Zülfü Livaneli kırk dört yıllık dostluğun penceresinden Yaşar Kemal’i anlatıyor. İnceleme, anılar ve köşe yazılarından oluşan kitap için Livaneli şöyle diyor: “Okurlar, gönderdikleri çok sayıda iletiyle, Yaşar Kemal’le dostluğumuzu, düşüncelerimi okumak istediklerini belirtiyorlardı. Bunun boynuma borç olduğunu anlayarak kitaba başladım; onunla ilgili yazmış olduğum yazıları da önüme koydum; böylece yarı incelemelerden, yarı anılardan oluşan bir kitap çıktı ortaya. Bence biri olmasa eksik kalacaktı.”
Edebiyat sohbetleri, türküler, anılar birbirini kovalarken, Yaşar Kemal’in edebi kişiliği ile siyasi duruşu da ayrıntılı bir şekilde yer alıyor bu kitapta.

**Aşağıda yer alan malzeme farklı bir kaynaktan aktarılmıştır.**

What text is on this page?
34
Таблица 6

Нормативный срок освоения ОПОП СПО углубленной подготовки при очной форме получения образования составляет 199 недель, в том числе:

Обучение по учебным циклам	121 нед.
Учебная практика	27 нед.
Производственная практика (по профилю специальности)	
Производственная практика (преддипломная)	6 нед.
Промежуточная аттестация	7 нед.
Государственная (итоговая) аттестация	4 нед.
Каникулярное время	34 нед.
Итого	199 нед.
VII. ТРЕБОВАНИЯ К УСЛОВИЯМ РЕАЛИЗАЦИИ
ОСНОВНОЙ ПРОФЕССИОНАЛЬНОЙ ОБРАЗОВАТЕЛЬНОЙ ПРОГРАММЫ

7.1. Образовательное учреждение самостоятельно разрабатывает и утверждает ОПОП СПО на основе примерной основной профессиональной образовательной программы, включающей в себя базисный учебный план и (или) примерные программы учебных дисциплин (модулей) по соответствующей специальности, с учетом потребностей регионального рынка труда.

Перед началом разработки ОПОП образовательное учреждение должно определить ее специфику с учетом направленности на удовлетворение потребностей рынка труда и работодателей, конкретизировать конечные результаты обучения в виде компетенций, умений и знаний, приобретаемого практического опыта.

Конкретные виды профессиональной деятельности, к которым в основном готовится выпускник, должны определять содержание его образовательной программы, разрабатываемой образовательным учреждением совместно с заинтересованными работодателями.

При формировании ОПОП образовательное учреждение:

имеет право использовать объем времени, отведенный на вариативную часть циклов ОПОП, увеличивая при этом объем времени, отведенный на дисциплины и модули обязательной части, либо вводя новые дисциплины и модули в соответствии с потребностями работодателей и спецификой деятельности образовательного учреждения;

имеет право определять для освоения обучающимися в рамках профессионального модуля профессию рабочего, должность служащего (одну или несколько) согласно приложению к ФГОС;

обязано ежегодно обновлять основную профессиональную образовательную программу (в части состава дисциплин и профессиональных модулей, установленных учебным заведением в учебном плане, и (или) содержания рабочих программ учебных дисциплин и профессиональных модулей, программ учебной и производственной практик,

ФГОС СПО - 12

Okurların heyecanla beklediği kitap önümüzdeki hafta itibariyle raflardaki yerini alacak.
Kitaptan bir bölüm:
“Yaşar Kemal’in çevresinde esen, sanki
kişiliğinin ve bedeninin ayrılmaz parçası olan, gittiği her yere,
girdiği her mekâna, sanki onunla doğmuş gibi farkında olmadan
taşıdığı bir rüzgâr vardı. İster yabancı ister bizden, ister köylü
ister kentli, ister kadın ister erkek, herkesi etkisi altına alan
bir rüzgârdı bu. Unutulmaz roman kahramanlarından Yel Veli
gibi sürekli koşarak ölümden kaçmak istediği için oluşmuyordu bu
rüzgâr. Koca gövdesiyle onu da, yanındakileri de bazen lodos gibi
sersemletiyor, bazen garbi yeli gibi ferahlatıyor, bazen
şiddetlenip çevresinde ne varsa önüne katıp sürüklüyordu.”
Yazar Hakkında:
Romanları 30 dilde yayımlanan Zülfü Livaneli, 1946 yılında doğdu. 1972 yılında fikirlerinden dolayı askeri cezaevinde yattı, 11 yıl sürgünde yaşadı. Livaneli, 1999 yılında San Remo’da En İyi Besteci ödülüne layık görüldü. Müzik eserleri Londra, Moskova, Berlin, Atina, İzmir Senfoni orkestraları tarafından icra edildi ve Zubin Mehta, Simeon Kogan gibi şeflerce yönetildi.Türkiye dışında Çin Halk Cumhuriyeti, İspanya, Kore ve Almanya’da da çok satanlar arasına giren romanlarıyla, Balkan Edebiyat Ödülü’ne, ABD’de Barnes and Noble Büyük Yazar Ödülü’ne, İtalya ve Fransa’da Yılın Kitabı Ödülü’ne, Türkiye’de ise Yunus Nadi Ödülü’ne ve Orhan Kemal Roman Ödülü’ne layık görüldü. Livaneli, dünya kültür ve barışına yaptığı katkılardan ötürü 1996 yılında Paris’te UNESCO tarafından Büyükelçilikle onurlandırıldı ve Genel Direktör danışmanlığına atandı.2002-2006 yılları arasında TBMM’de ve Avrupa Konseyi’nde milletvekilliği görevinde bulundu.